UPDATE 1 – Ban on Chinese apps will hurt Indian start-ups, deter Chinese investment: analysts

By GT staff reporters Source:Global Times Published: 2020/6/30 12:31:44 Last Updated: 2020/6/30 15:31:44

Tik Tok Photo: IC

Analysts say the Indian government's ban on 59 apps developed by Chinese companies will eventually hurt India's technology and internet start-ups when they lose Chinese investment. 

On Monday evening, India's government announced it would ban 59 Chinese apps over national security concerns. "The compilation of these data, its mining and profiling by elements hostile to national security and defense of India, which ultimately impinges upon the sovereignty and integrity of India, is a matter of very deep and immediate concern which requires emergency measures," read the statement, which came after the latest standoff between China and India. 

Sha Jun, executive partner at the India Investment Services Center of the Yingke Law Firm, told the Global Times on Tuesday that the Indian government's behavior was "too childish and emotional" and "it marks a very bad signal for further Chinese investment in India." 

The presence of Chinese investors in India's high-tech start-up ecosystem has secured the country a significant standing in recent years not only due to funds brought to the emerging market but also due to the provision of cutting-edge technologies and rich experience to scale up businesses.

For India, cutting Chinese influence from its market is difficult, as Chinese tech companies are betting high on India's rising tech scene. 

By the end of 2019, more than half of India's 31 unicorn companies had been invested in by Chinese tech giants Alibaba and Tencent, according to the Iron Pillar Fund, a fund management company in India. 

Companies backed by Chinese capital have spread across the business spectrum, from online payment platform Paytm and delivery platform Zomato to ride-hailing companies like Ola.

Chinese non-financial investment in India grew 9.7 times from 2020-18, according to China's Ministry of Commerce. Investment in technology stood out with total investment surpassing $8 billion. 

As a result, targeting Chinese-backed apps would mean a heavy blow to the Indian start-up ecosystem, analysts warned.

ByteDance's TikTok, which sees India as its biggest overseas market, is among the apps now banned. It has generated more than 600 million downloads in India as of April 29, accounting for about 30 percent of its total global downloads, according to mobile app market research firm Sensor Tower. 

TikTok said it has been invited to meet with concerned Indian government stakeholders for an opportunity to respond and submit clarifications. 

"TikTok continues to comply with all data privacy and security requirements under Indian law and has not shared any information of our users in India with any foreign government, including the Chinese government," read a Tuesday statement from Nikhil Gandhi, head of TikTok India, who added that the company places the highest importance on user privacy and integrity.
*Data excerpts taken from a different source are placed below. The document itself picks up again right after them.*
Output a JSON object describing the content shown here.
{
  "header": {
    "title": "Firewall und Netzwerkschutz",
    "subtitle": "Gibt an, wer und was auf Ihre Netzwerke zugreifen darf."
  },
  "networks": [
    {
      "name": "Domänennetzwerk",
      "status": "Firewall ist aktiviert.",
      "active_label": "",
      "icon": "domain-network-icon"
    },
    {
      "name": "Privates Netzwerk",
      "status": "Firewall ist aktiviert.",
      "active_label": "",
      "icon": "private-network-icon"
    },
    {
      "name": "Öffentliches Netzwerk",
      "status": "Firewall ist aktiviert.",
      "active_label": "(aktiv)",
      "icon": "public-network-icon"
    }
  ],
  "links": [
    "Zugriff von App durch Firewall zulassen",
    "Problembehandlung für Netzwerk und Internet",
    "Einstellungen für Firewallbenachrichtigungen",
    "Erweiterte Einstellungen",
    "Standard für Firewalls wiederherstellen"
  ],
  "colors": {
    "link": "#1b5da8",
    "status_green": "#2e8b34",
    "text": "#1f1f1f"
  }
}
The ban targets apps ranging from browsers to e-commerce, including three Alibaba Group apps: UC Browser, UC News and video platform VMate. Club Factory, which claims to be India's third-largest e-commerce platform, has also been banned. Tencent's WeChat, QQ Music and QQ Player have all been included on the list of banned apps.

"These apps have provided great convenience to the lives and economic activities of Indian people. They play key roles in improving Indian society's functional efficiency," Zhao Jianglin, an expert on Southeast Asian affairs at the National Institute of International Strategy under the Chinese Academy of Social Sciences, told the Global Times on Tuesday.

She noted the ban would eventually become "a mere scrap of paper" as these apps have already become ingrained in Indian people's lives and will therefore be difficult to remove. 

Though abundant tech talent comes from India, many choose to work in Silicon Valley, resulting in a domestic shortage of talent. 

Zhao said that if the Indian government does not have sufficient capital to support the development of domestic tech start-ups and talent, it would be impossible to oust Chinese companies from the market. 

Zhou Rong, a senior research fellow at the Chongyang Institute for Financial Studies at the Renmin University of China, added that the policy is aimed at addressing the anti-China sentiment that has arisen from a recent border clash between the two countries, but in the short run, the ban is too difficult to execute. 

"The government has not explained in detail how the Chinese apps are threatening the security of India and, technically speaking, removing apps would be a difficult process that involves multiple internet service providers," Zhou said. 

More notably, removing Chinese apps would leave a vacuum in the Indian market, creating room for unofficial apps which could lead to even bigger security risks, he warned. 

Tencent and UC had not responded to the Global Times' requests for comment by press time.